Kunst kostet

Ich war bei Juergen. Um 18 Uhr endete sein Projekt „Kunst kostet“, im Rahmen der „Offenen Ateliers in Geldern“, und er hat mir sogleich ein kurzes Fazit, spontan und ungefiltert, gegeben. Zwanzig Euro waren zu zahlen, um sein „Atelier Zelle k4“ betreten zu dürfen und man konnte dafür den Raum besichtigen und eine der vielen ausgelegten Arbeiten mitnehmen. Zu jeder vollen Stunde war für zehn Minuten der Eintritt frei – preview.

1. Keiner habe das Entgelt gezahlt, sagte Juergen. Niemand war bereit für die Besichtigung inclusive Kunstwerk Geld auszugeben. Man hatte entweder kein Geld dabei, wollte einfach nicht, war nicht bereit den Wundertüteneffekt zu versuchen oder sah einfach nicht ein, für Kunst etwas aufwenden zu müssen. Man wollte einen inspirierten Sonntag Nachmittag erleben – mehr halt nicht. Einige fühlten sich in der Konfrontation mit den Besuchsbedingungen auch deutlich unwohl. Diskussionen über die Sinnhaftigkeit gab es über die von Juergen gesetzten Bedingungen mit den Besuchern allerdings nicht. Gespräche seien in derRegel von ihm selbst initiiert worden.

2. Viele hätten die Handzettel oder die Informationen an der Wand nicht bzw. nur flüchtig gelesen. Einige seien auch schon im Treppenhaus umgekehrt, weil sie die Überschrift „Kunst kostet“ auf dem Hinweisschild gelesen hätten – ohne aber weiter zu lesen.

3. In den zehn Minuten des freien Eintritts habe es nie Probleme gegeben. Das Angebot hätten die Besucher gerne genutzt, man habe aber zehn Minuten Verweildauer als zu kurz empfunden. Und während des freien Eintritts, dies sagte Juergen mit Verwunderung,  habe er dann doch verkauft. In diesen zehn Minuten seien alle seine Verkäufe erfolgt. Da habe er sein Geld eingenommen.

4. Juergen sagte auch, er habe sich bei den Besuchen seiner Kunstfreunde und einiger guter Bekannter sehr schwer getan. Er habe es nicht übers Herz gebracht, von diesen zwanzig Euro Entgelt zu nehmen. Bilder zu tauschen liege ihm da näher.

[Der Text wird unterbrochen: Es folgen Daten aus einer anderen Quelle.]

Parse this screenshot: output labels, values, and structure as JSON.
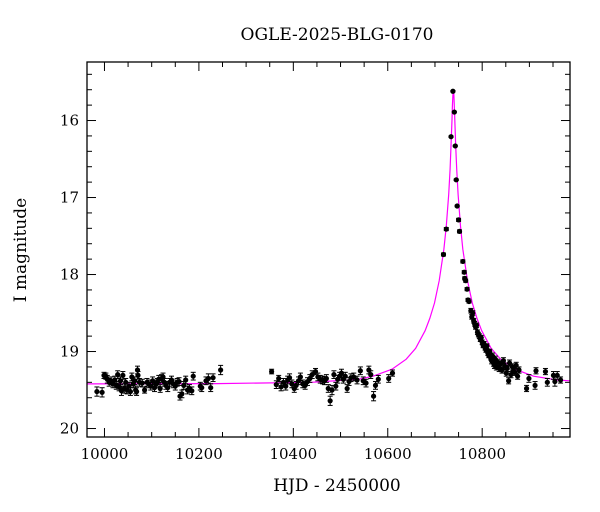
{
  "chart_data": {
    "type": "scatter",
    "title": "OGLE-2025-BLG-0170",
    "xlabel": "HJD - 2450000",
    "ylabel": "I magnitude",
    "xlim": [
      9963,
      10986
    ],
    "ylim": [
      15.24,
      20.11
    ],
    "y_inverted": true,
    "grid": false,
    "x_ticks": [
      10000,
      10200,
      10400,
      10600,
      10800
    ],
    "x_tick_labels": [
      "10000",
      "10200",
      "10400",
      "10600",
      "10800"
    ],
    "x_minor_step": 50,
    "y_ticks": [
      16,
      17,
      18,
      19,
      20
    ],
    "y_tick_labels": [
      "16",
      "17",
      "18",
      "19",
      "20"
    ],
    "y_minor_step": 0.2,
    "colors": {
      "points": "#000000",
      "model": "#ff00ff",
      "axes": "#000000"
    },
    "observations": {
      "columns": [
        "hjd",
        "mag",
        "err"
      ],
      "points": [
        [
          9984,
          19.52,
          0.06
        ],
        [
          9995,
          19.53,
          0.06
        ],
        [
          9999,
          19.31,
          0.04
        ],
        [
          10003,
          19.32,
          0.04
        ],
        [
          10006,
          19.36,
          0.05
        ],
        [
          10010,
          19.4,
          0.05
        ],
        [
          10014,
          19.38,
          0.05
        ],
        [
          10018,
          19.42,
          0.05
        ],
        [
          10022,
          19.37,
          0.05
        ],
        [
          10025,
          19.44,
          0.05
        ],
        [
          10028,
          19.3,
          0.05
        ],
        [
          10031,
          19.46,
          0.05
        ],
        [
          10034,
          19.38,
          0.05
        ],
        [
          10036,
          19.51,
          0.06
        ],
        [
          10039,
          19.31,
          0.05
        ],
        [
          10042,
          19.48,
          0.06
        ],
        [
          10045,
          19.4,
          0.05
        ],
        [
          10048,
          19.5,
          0.05
        ],
        [
          10052,
          19.45,
          0.05
        ],
        [
          10055,
          19.52,
          0.05
        ],
        [
          10058,
          19.33,
          0.05
        ],
        [
          10061,
          19.42,
          0.05
        ],
        [
          10064,
          19.38,
          0.05
        ],
        [
          10066,
          19.5,
          0.05
        ],
        [
          10068,
          19.52,
          0.05
        ],
        [
          10070,
          19.24,
          0.05
        ],
        [
          10071,
          19.31,
          0.05
        ],
        [
          10074,
          19.4,
          0.05
        ],
        [
          10080,
          19.41,
          0.05
        ],
        [
          10085,
          19.5,
          0.04
        ],
        [
          10090,
          19.4,
          0.05
        ],
        [
          10094,
          19.42,
          0.05
        ],
        [
          10098,
          19.45,
          0.05
        ],
        [
          10102,
          19.38,
          0.05
        ],
        [
          10106,
          19.47,
          0.05
        ],
        [
          10109,
          19.42,
          0.05
        ],
        [
          10112,
          19.4,
          0.05
        ],
        [
          10115,
          19.36,
          0.05
        ],
        [
          10118,
          19.48,
          0.05
        ],
        [
          10121,
          19.35,
          0.05
        ],
        [
          10124,
          19.33,
          0.05
        ],
        [
          10127,
          19.4,
          0.05
        ],
        [
          10130,
          19.44,
          0.05
        ],
        [
          10134,
          19.47,
          0.05
        ],
        [
          10138,
          19.4,
          0.05
        ],
        [
          10142,
          19.37,
          0.05
        ],
        [
          10146,
          19.42,
          0.05
        ],
        [
          10150,
          19.45,
          0.05
        ],
        [
          10154,
          19.4,
          0.05
        ],
        [
          10158,
          19.39,
          0.05
        ],
        [
          10160,
          19.58,
          0.05
        ],
        [
          10164,
          19.55,
          0.05
        ],
        [
          10168,
          19.44,
          0.05
        ],
        [
          10172,
          19.37,
          0.05
        ],
        [
          10176,
          19.5,
          0.05
        ],
        [
          10180,
          19.48,
          0.05
        ],
        [
          10185,
          19.51,
          0.05
        ],
        [
          10188,
          19.32,
          0.05
        ],
        [
          10203,
          19.45,
          0.05
        ],
        [
          10206,
          19.47,
          0.05
        ],
        [
          10215,
          19.38,
          0.05
        ],
        [
          10220,
          19.35,
          0.06
        ],
        [
          10225,
          19.47,
          0.05
        ],
        [
          10230,
          19.34,
          0.05
        ],
        [
          10246,
          19.24,
          0.06
        ],
        [
          10354,
          19.26,
          0.03
        ],
        [
          10364,
          19.43,
          0.05
        ],
        [
          10369,
          19.35,
          0.04
        ],
        [
          10374,
          19.46,
          0.05
        ],
        [
          10379,
          19.4,
          0.05
        ],
        [
          10384,
          19.45,
          0.05
        ],
        [
          10388,
          19.37,
          0.05
        ],
        [
          10392,
          19.34,
          0.05
        ],
        [
          10397,
          19.42,
          0.05
        ],
        [
          10402,
          19.48,
          0.05
        ],
        [
          10406,
          19.44,
          0.05
        ],
        [
          10411,
          19.38,
          0.05
        ],
        [
          10415,
          19.33,
          0.05
        ],
        [
          10420,
          19.42,
          0.05
        ],
        [
          10425,
          19.44,
          0.05
        ],
        [
          10430,
          19.39,
          0.05
        ],
        [
          10435,
          19.35,
          0.05
        ],
        [
          10440,
          19.3,
          0.05
        ],
        [
          10447,
          19.26,
          0.04
        ],
        [
          10452,
          19.33,
          0.05
        ],
        [
          10457,
          19.36,
          0.05
        ],
        [
          10462,
          19.37,
          0.05
        ],
        [
          10466,
          19.38,
          0.05
        ],
        [
          10470,
          19.35,
          0.05
        ],
        [
          10474,
          19.48,
          0.05
        ],
        [
          10478,
          19.64,
          0.06
        ],
        [
          10482,
          19.5,
          0.06
        ],
        [
          10486,
          19.3,
          0.05
        ],
        [
          10490,
          19.45,
          0.05
        ],
        [
          10494,
          19.36,
          0.05
        ],
        [
          10498,
          19.32,
          0.05
        ],
        [
          10502,
          19.28,
          0.05
        ],
        [
          10506,
          19.36,
          0.05
        ],
        [
          10510,
          19.32,
          0.05
        ],
        [
          10514,
          19.48,
          0.05
        ],
        [
          10518,
          19.39,
          0.05
        ],
        [
          10522,
          19.34,
          0.05
        ],
        [
          10528,
          19.33,
          0.05
        ],
        [
          10535,
          19.37,
          0.05
        ],
        [
          10542,
          19.25,
          0.05
        ],
        [
          10548,
          19.38,
          0.05
        ],
        [
          10554,
          19.41,
          0.05
        ],
        [
          10560,
          19.24,
          0.05
        ],
        [
          10564,
          19.3,
          0.05
        ],
        [
          10570,
          19.58,
          0.06
        ],
        [
          10574,
          19.44,
          0.05
        ],
        [
          10580,
          19.36,
          0.05
        ],
        [
          10602,
          19.35,
          0.05
        ],
        [
          10610,
          19.28,
          0.04
        ],
        [
          10718,
          17.74,
          0.02
        ],
        [
          10724,
          17.41,
          0.02
        ],
        [
          10734,
          16.21,
          0.01
        ],
        [
          10738,
          15.62,
          0.01
        ],
        [
          10741,
          15.89,
          0.01
        ],
        [
          10743,
          16.33,
          0.01
        ],
        [
          10745,
          16.77,
          0.01
        ],
        [
          10747,
          17.11,
          0.01
        ],
        [
          10750,
          17.29,
          0.02
        ],
        [
          10752,
          17.44,
          0.02
        ],
        [
          10759,
          17.83,
          0.02
        ],
        [
          10762,
          17.97,
          0.02
        ],
        [
          10763,
          18.05,
          0.02
        ],
        [
          10765,
          18.08,
          0.02
        ],
        [
          10768,
          18.19,
          0.02
        ],
        [
          10770,
          18.33,
          0.02
        ],
        [
          10772,
          18.35,
          0.02
        ],
        [
          10776,
          18.47,
          0.03
        ],
        [
          10778,
          18.55,
          0.03
        ],
        [
          10780,
          18.5,
          0.03
        ],
        [
          10782,
          18.6,
          0.03
        ],
        [
          10784,
          18.64,
          0.03
        ],
        [
          10786,
          18.68,
          0.03
        ],
        [
          10788,
          18.66,
          0.03
        ],
        [
          10790,
          18.75,
          0.03
        ],
        [
          10792,
          18.78,
          0.03
        ],
        [
          10794,
          18.8,
          0.03
        ],
        [
          10796,
          18.84,
          0.03
        ],
        [
          10798,
          18.82,
          0.03
        ],
        [
          10800,
          18.88,
          0.03
        ],
        [
          10802,
          18.92,
          0.03
        ],
        [
          10804,
          18.9,
          0.03
        ],
        [
          10806,
          18.95,
          0.03
        ],
        [
          10808,
          18.98,
          0.03
        ],
        [
          10810,
          18.93,
          0.03
        ],
        [
          10812,
          19.02,
          0.03
        ],
        [
          10814,
          19.05,
          0.03
        ],
        [
          10816,
          19.0,
          0.03
        ],
        [
          10818,
          19.08,
          0.03
        ],
        [
          10820,
          19.12,
          0.04
        ],
        [
          10822,
          19.06,
          0.04
        ],
        [
          10824,
          19.15,
          0.04
        ],
        [
          10826,
          19.18,
          0.04
        ],
        [
          10828,
          19.1,
          0.04
        ],
        [
          10830,
          19.2,
          0.04
        ],
        [
          10833,
          19.14,
          0.04
        ],
        [
          10836,
          19.22,
          0.04
        ],
        [
          10839,
          19.16,
          0.04
        ],
        [
          10842,
          19.24,
          0.04
        ],
        [
          10845,
          19.12,
          0.04
        ],
        [
          10848,
          19.19,
          0.04
        ],
        [
          10851,
          19.28,
          0.04
        ],
        [
          10853,
          19.22,
          0.04
        ],
        [
          10856,
          19.38,
          0.04
        ],
        [
          10858,
          19.15,
          0.04
        ],
        [
          10861,
          19.3,
          0.04
        ],
        [
          10864,
          19.2,
          0.04
        ],
        [
          10866,
          19.25,
          0.04
        ],
        [
          10869,
          19.27,
          0.04
        ],
        [
          10872,
          19.18,
          0.04
        ],
        [
          10875,
          19.32,
          0.04
        ],
        [
          10878,
          19.24,
          0.04
        ],
        [
          10894,
          19.48,
          0.04
        ],
        [
          10899,
          19.35,
          0.05
        ],
        [
          10912,
          19.44,
          0.05
        ],
        [
          10914,
          19.25,
          0.04
        ],
        [
          10934,
          19.26,
          0.04
        ],
        [
          10938,
          19.4,
          0.05
        ],
        [
          10951,
          19.31,
          0.05
        ],
        [
          10954,
          19.39,
          0.06
        ],
        [
          10959,
          19.31,
          0.05
        ],
        [
          10966,
          19.37,
          0.04
        ]
      ]
    },
    "model": {
      "x": [
        9963,
        10239,
        10439,
        10539,
        10569,
        10609,
        10639,
        10659,
        10679,
        10689,
        10699,
        10709,
        10719,
        10724,
        10729,
        10732,
        10734,
        10736,
        10737,
        10738,
        10739,
        10740,
        10741,
        10742,
        10744,
        10746,
        10749,
        10754,
        10759,
        10769,
        10779,
        10789,
        10799,
        10819,
        10839,
        10869,
        10909,
        10959,
        10986
      ],
      "y": [
        19.42,
        19.417,
        19.4,
        19.36,
        19.32,
        19.23,
        19.1,
        18.96,
        18.73,
        18.57,
        18.37,
        18.08,
        17.67,
        17.37,
        16.96,
        16.63,
        16.33,
        15.99,
        15.81,
        15.67,
        15.61,
        15.67,
        15.81,
        15.99,
        16.33,
        16.63,
        16.96,
        17.37,
        17.67,
        18.08,
        18.37,
        18.57,
        18.73,
        18.96,
        19.1,
        19.23,
        19.32,
        19.37,
        19.38
      ]
    }
  }
}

5. Die Menschen seien total verunsichert bei der Frage, was Kunst sei und was gute Kunst sei. „Wann entscheiden sie sich denn für ein Bild?“, habe er manchmal gefragt und man habe immer geantwortet, dass das Bild einem gefallen müsse. Und bei Nachfrage sagten sie, dass sie nach Gefühl entscheiden würden, aus dem Bauch heraus.

6. Mit ihm habe die Aktion auch etwas gemacht. Sie habe ihm gezeigt, dass das Problem des „wie verkaufe ich erfolgreich zu einem gerechten Preis“ noch lange nicht gelöst sei und er sich eine Strategie überlegen müsse.  Der Warencharakter seiner Kunst sei ihm nun wieder einmal ganz nahe gekommen und die bisherige Praxis müsse er verändern.

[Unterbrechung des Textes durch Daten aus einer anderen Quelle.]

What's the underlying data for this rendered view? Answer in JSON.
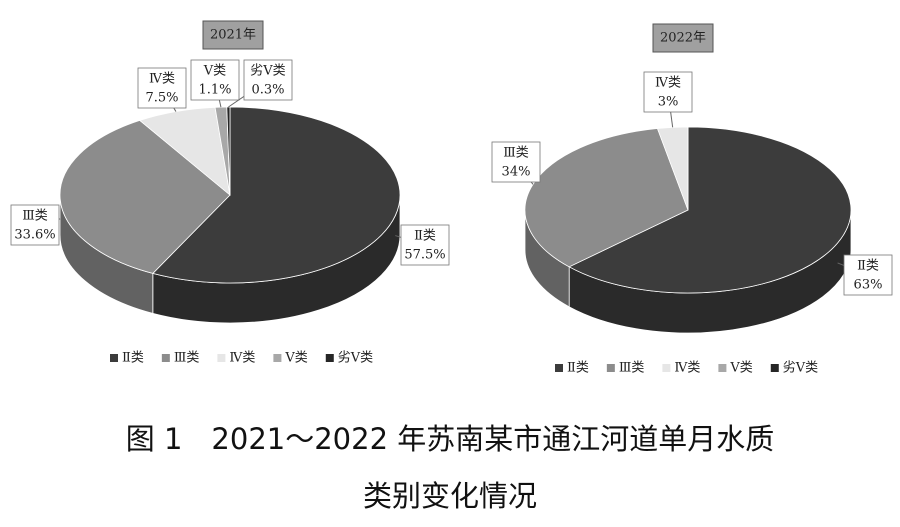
{
  "chart_data": [
    {
      "type": "pie",
      "title": "2021年",
      "categories": [
        "Ⅱ类",
        "Ⅲ类",
        "Ⅳ类",
        "Ⅴ类",
        "劣Ⅴ类"
      ],
      "values": [
        57.5,
        33.6,
        7.5,
        1.1,
        0.3
      ],
      "value_labels": [
        "57.5%",
        "33.6%",
        "7.5%",
        "1.1%",
        "0.3%"
      ],
      "colors": [
        "#3c3c3c",
        "#8c8c8c",
        "#e6e6e6",
        "#a8a8a8",
        "#262626"
      ],
      "legend": "bottom"
    },
    {
      "type": "pie",
      "title": "2022年",
      "categories": [
        "Ⅱ类",
        "Ⅲ类",
        "Ⅳ类",
        "Ⅴ类",
        "劣Ⅴ类"
      ],
      "values": [
        63,
        34,
        3,
        0,
        0
      ],
      "value_labels": [
        "63%",
        "34%",
        "3%",
        null,
        null
      ],
      "colors": [
        "#3c3c3c",
        "#8c8c8c",
        "#e6e6e6",
        "#a8a8a8",
        "#262626"
      ],
      "legend": "bottom"
    }
  ],
  "caption": [
    "图 1　2021～2022 年苏南某市通江河道单月水质",
    "类别变化情况"
  ]
}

Beim Rausgehen haben Juergen, Boris der Maler und Rudolf der Bildhauer noch heftig über die zwei Tage und Juergens Aktion gefachsimpelt. Es fielen Stichworte wie „Schmerzgrenze, Galeristenfaktor zur Berechnung des Bildwertes, Schnäppchenmarkt, gerechter Preis, Marktpreis, Künstler arbeiten für lau, Drucksituation, Konsequenzen“ und mehr. Die Aktion hatte sie scheinbar sehr sensibilisiert.

Ich habe da erst einmal geschwiegen.

Buchalov

For my english friends:

Juergen told me immediately after finishing his project „art costs“, as part of the „open studios in Geldern“ on this weekend, what he was thinking about it all – a short conclusion, spontaneous and unfiltered given. The visitors hat twenty Euros to pay: than they could visit Juergens studio, it was allowed to go to see the area and to take one of the many designed works. At the beginning of the hour – for ten minutes – the admission was free – preview.